April 3, 2013
FTR Associates has released preliminary data showing March Class 8 truck net orders at 21,817 units, a 4 percent decline February.
“The March orders came in above 21,000 units which is a good sign for the near-term. We expect that anything above 19,000 units in orders adds to the backlog of orders to be built which we believe will be confirmed when numbers are finalized mid-month,” Eric Starks, FTR’s president, says.
While March orders dipped somewhat from the previous month they were up 11 percent year-over-year and combined with January/February orders resulted in an annualized rate for the first three months of 2013 at 266,808 units.

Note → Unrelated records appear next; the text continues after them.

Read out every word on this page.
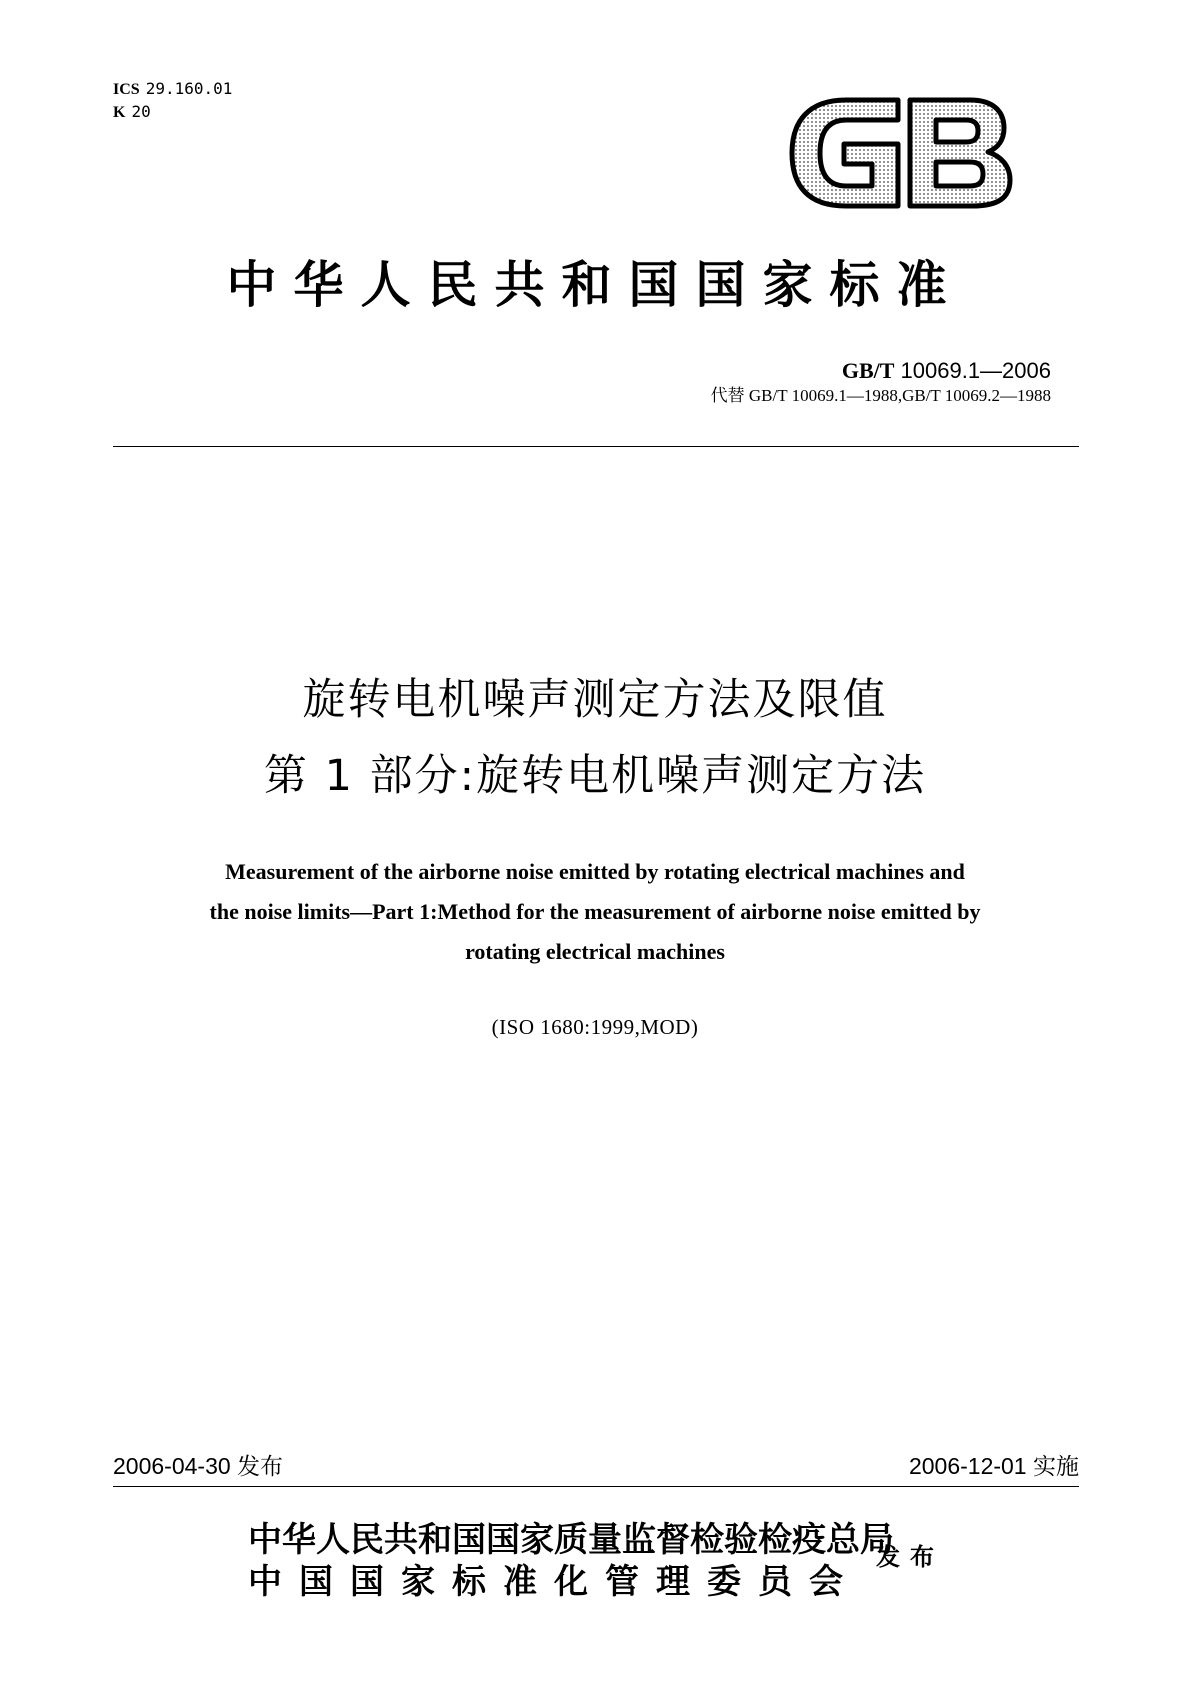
ICS 29.160.01
K 20
中华人民共和国国家标准
GB/T 10069.1—2006
代替 GB/T 10069.1—1988,GB/T 10069.2—1988
旋转电机噪声测定方法及限值
第 1 部分:旋转电机噪声测定方法
Measurement of the airborne noise emitted by rotating electrical machines and
the noise limits—Part 1:Method for the measurement of airborne noise emitted by
rotating electrical machines
(ISO 1680:1999,MOD)
2006-04-30 发布	2006-12-01 实施
中华人民共和国国家质量监督检验检疫总局
中国国家标准化管理委员会
发布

“We didn’t expect orders to fall from recent levels; however, it is good to see actual data suggesting the market has stabilized with more upside potential for the second half of the year,” Starks adds. “The next few months’ orders will be critical in understanding the demand pressure as we move into the summer.”
To put the numbers in perspective, Starks says the FTR 2013 forecast requires an average order intake of around 22,000 units per month for the next six months with March numbers sitting right near that sweet spot.
“If orders come in nearer to 25,000 units for the next three months it would make us feel more comfortable about moving our forecast higher for the second half of the year,” he adds. “Also, the industry will have to be careful looking at the year-over-year changes for orders through the summer as we saw a noticeable fall off in order activity in the middle of last year. Therefore, we would expect to see healthy year-over-year gains over the next five months.”
Preliminary order numbers are for all major North American OEMs.
Final data for March will be available from FTR later in the month as part of its North American Commercial Truck & Trailer Outlook service.